Haftaya çocuk doktoruna tekrar gittik. Korse gelmiş çok basit, teneke gibi üstü meşin kaplı bir şey. Bunu çocuğa taktı. Çocuğun ayakları ayrık vaziyette bu şekilde gece, gündüz devamlı duracak çıkartılmayacak, bir ay sonra tekrar doktora götürüp göstereceğiz. Çocuğumuzu aldık, geldik. Çocuk işkence içinde gece gündüz bu vaziyette içler acısı içimiz parçalanıyor. Çocuk yürümek üzere idi çocuğun yürümesi de bu korsenin yüzünden üç dört ay gecikti. Neyse bekledik bir ayın dolmasını inşallah düzelmiştir. Götürdüğümüzde korseyi doktor çıkartır dedik.

Bir ay sonra götürdük. Doktor şöyle bir yalandan baktı. Daha düzelmemiş tekrar bir ay sonra getirin dedi. Bizi gönderdi. Eşim ben bu doktora inanmıyorum. Çocuğuma boşu boşuna eziyet ediyor. Ben çocuğumu alıp Ankara’ya en iyi profesörlere götüreceğim dedi. Ben de razı oldum. Ankara’da fakülte hocalarından sahasında iyi bir profesör doktordan randevu aldık. Şu gün gelin dedi.

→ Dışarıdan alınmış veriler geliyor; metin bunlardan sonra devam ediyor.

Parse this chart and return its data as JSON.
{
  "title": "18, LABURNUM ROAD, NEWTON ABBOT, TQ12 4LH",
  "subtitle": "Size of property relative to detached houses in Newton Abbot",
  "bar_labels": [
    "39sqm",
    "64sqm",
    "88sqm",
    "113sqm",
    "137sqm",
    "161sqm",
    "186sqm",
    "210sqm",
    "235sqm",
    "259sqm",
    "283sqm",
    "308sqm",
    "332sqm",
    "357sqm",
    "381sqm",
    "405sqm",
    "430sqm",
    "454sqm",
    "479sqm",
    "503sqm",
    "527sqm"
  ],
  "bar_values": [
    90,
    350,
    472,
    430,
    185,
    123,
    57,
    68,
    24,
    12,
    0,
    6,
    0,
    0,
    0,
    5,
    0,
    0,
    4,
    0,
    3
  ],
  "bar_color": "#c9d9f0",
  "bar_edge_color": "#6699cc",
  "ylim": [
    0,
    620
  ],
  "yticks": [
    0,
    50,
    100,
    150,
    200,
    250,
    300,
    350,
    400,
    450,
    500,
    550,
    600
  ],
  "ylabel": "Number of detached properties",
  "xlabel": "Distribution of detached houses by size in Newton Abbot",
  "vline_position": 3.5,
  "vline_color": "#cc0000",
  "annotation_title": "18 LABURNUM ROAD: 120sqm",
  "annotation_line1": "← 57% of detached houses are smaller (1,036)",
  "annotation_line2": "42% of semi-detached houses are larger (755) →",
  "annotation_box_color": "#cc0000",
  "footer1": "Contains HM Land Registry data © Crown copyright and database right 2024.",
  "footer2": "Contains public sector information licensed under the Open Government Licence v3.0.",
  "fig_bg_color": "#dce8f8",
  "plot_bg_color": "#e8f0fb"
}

Eşimle beraber çocuğumuzu aldık. Ankara’ya götürdük. Tıp fakültesine gittik. Profesör, çocuğu muayene etti Yozgat’tan getirdiğimiz filme baktı, inceledi. Bunu hangi doktor yazdı dedi. Senin çocuğunda hiçbir şey yok çocuğun pırıl pırıl dedi. Filimi bu şekilde çekersen kalça çıkığı var gibi gözükür. Filimi mahsus bu şekilde çekmişler. Üç doktorun üçü de anlaşmışlar bu şekilde çocuğuma çok büyük eziyet ettiler. Daha gelmesen bir ay daha, iki ay daha sonra gel deyip çocuğumu mahvedeceklerdi. İşini hakkıyla yapan doktorlarımızdan Allah razı olsun. Onları yetiştiren ana babalara Allah uzun ömür versin, vefat edenlerin de yattığı yer nur olsun. İşini kötüye kullananlardan, bu milletin çoluk-çocuğunun sağlığını kaybetmesine sebep olanlardan da Allah ahirette hesabını sorsun. Bu şekilde başımızdan böyle bir olay geçti. Bugünkü anlatacaklarım bundan ibaret olup, haftaya başka bir makalede buluşmak üzere yazımı FARUK NAFIZ ÇAMLIBEL’in bir şiiriyle bitiriyorum. Hepinize selamlar, saygılar, sevgiler.

Faruk Nafız Çamlıbel

Han Duvarları

Bulutların ardında gün yanmadan sönüyor.

Höyükler bir dağ gibi uzaktan görünüyor…

Yanımızdan geçiyor ağır ağır kervanlar,

Bir derebeyi gibi kurulmuş eski hanlar,

Biz bu sonsuz yollarda varıyoruz gitgide,

İki dağ ortasında boğulan bir geçide.

Sıkı bir poyraz beni titretirken içimden

Geçidi atlayınca şaşırdım sevincimden;

Ardımda kalan yerler anlaşırken baharla,

Önümüzdeki arazi örtülü şimdi karla.

Bu geçit sanki yazdan kışı ayırıyordu.

Burada son fırtına son dalı kırıyordu.

Yaylamız tüketirken yolları aynı hızla.

Savrulmaya başladı karlar etrafımızda

Karlar etrafı beyaz bir karanlığı gömdü.